Why "tested" prompts matter more than you'd think

A prompt library that hasn't been tested is just a pile of guesses. Worthless.

The 20+ prompts in a kit's ai/prompts/ directory are tested the way you'd test a regression: each one was run against the kit, the output was diffed, and the prompt was rewritten until the output matched the kit's own conventions exactly. That includes the negative cases — "do not import client-side form libraries", "do not create a top-level components/ directory", "do not write a mount-time useEffect to fetch."

When the agent reaches for one of these prompts, it's not generating from priors. It's executing a recipe. The variance drops to near zero. That's the real enable: not that the agent is smarter, but that the room for it to be creative has shrunk to the part of the task that's actually novel.

What this gets us, in numbers

Run the same first-prompt test — add a settings page with a toggle — across both setups and the difference is stark.

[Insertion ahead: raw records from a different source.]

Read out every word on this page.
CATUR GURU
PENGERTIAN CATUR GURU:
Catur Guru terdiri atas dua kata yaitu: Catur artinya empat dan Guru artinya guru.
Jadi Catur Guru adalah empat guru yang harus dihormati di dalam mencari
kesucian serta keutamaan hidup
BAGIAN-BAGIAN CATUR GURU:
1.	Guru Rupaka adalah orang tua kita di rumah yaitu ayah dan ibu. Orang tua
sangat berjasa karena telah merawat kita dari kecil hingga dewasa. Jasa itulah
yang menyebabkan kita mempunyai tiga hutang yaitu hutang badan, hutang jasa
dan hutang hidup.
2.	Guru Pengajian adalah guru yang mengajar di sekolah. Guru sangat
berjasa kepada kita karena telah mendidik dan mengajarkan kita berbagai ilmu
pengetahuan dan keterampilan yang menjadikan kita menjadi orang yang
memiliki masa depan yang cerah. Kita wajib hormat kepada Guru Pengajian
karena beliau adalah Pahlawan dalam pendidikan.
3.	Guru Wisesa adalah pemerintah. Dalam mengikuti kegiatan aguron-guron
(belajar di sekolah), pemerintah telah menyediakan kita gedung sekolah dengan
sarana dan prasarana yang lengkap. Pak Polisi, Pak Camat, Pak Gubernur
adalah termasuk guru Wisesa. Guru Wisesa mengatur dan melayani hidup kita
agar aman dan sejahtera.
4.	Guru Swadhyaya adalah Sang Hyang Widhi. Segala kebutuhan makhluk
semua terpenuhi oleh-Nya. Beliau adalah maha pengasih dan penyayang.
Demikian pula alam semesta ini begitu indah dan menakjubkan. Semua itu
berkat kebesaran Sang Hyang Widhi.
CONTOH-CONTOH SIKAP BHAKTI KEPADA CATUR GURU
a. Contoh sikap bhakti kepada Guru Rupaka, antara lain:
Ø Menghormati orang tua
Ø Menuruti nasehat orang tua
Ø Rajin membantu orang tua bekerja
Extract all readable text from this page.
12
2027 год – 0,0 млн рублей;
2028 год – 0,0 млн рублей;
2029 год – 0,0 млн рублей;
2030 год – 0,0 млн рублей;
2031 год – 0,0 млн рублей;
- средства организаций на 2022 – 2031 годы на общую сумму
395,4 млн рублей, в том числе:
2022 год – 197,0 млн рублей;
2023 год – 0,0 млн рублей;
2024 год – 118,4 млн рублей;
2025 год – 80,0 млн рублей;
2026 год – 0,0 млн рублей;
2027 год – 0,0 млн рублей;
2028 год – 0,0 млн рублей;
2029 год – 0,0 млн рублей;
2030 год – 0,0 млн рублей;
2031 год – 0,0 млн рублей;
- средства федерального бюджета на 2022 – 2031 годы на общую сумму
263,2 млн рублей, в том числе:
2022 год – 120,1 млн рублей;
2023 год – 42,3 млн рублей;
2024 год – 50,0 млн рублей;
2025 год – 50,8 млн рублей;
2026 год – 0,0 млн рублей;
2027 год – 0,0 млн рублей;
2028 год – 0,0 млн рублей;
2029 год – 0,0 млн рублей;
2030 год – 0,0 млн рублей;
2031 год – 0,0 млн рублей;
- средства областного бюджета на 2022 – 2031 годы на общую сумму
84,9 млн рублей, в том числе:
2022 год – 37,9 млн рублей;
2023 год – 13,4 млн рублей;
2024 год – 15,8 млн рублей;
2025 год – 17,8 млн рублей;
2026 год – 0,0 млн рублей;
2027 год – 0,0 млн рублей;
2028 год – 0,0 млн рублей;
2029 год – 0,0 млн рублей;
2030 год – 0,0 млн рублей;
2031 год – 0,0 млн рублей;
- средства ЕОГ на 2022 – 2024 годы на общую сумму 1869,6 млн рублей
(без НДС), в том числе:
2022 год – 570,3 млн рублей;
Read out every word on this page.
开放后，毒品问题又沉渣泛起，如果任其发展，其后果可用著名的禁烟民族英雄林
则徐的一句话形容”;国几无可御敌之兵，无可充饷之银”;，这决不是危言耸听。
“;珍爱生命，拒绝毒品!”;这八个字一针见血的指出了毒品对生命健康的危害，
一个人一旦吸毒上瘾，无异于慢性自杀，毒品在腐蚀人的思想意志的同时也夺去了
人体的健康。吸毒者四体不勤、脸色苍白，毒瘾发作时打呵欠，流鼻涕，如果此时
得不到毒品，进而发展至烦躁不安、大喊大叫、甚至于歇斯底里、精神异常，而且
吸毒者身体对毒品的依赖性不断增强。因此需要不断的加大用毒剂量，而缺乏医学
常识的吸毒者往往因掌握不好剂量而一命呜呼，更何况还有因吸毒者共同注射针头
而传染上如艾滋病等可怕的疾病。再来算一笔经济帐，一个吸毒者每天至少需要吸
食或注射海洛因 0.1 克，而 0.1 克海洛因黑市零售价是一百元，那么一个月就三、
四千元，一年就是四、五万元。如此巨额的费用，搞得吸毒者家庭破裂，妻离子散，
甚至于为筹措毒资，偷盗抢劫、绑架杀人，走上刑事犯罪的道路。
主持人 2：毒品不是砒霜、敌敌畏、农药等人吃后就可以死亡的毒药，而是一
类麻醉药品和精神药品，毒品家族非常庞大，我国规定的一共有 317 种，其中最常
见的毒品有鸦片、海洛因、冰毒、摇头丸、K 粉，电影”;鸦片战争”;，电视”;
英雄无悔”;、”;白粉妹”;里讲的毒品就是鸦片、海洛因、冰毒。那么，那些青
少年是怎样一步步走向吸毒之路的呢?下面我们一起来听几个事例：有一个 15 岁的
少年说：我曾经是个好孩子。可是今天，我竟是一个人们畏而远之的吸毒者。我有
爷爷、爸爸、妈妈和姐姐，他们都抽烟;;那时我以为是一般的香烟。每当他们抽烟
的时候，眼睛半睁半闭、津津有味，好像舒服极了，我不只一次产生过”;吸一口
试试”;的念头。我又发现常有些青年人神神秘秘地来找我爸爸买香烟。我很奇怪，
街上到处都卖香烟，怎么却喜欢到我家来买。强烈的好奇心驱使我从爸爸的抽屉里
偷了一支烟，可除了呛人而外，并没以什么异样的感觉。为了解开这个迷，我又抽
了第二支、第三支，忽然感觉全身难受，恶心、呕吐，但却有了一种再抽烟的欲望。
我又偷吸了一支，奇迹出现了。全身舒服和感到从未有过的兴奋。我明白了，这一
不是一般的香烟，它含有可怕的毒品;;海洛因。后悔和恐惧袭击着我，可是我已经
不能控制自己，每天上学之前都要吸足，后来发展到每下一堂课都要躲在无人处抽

The cold-start repo burns through roughly 3,400 tokens on file-structure decisions, dependency research, and re-inventing patterns the kit already had. The kit repo, with its config loaded, burns through about 400 tokens on reading CLAUDE.md, opening the matching ai/prompts/add-settings-page.md, and applying it. Roughly a 10× reduction in prompt cost on the very first turn, and the savings compound on every page after.

The bigger number isn't the tokens though. It's that you don't have to write the conventions and hold them in your head. The kit is the convention. The agent's job shrinks from "be a senior engineer who can improvise" to "execute the recipe correctly." That's a job a current-generation model is actually reliable at.

[[CONCEPT: the kit as the convention layer that turns the agent from improviser to executor]]

The part that doesn't change when the model does

A month ago the smartest coding agent was a different product. Six months from now it'll be a different one. The thing that survives every model swap is the convention layer — CLAUDE.md, the prompt recipes, the directory structure, the form-validation pattern, the "what done means" checklist. None of that is model-specific. All of it is project-specific. That's the durable investment.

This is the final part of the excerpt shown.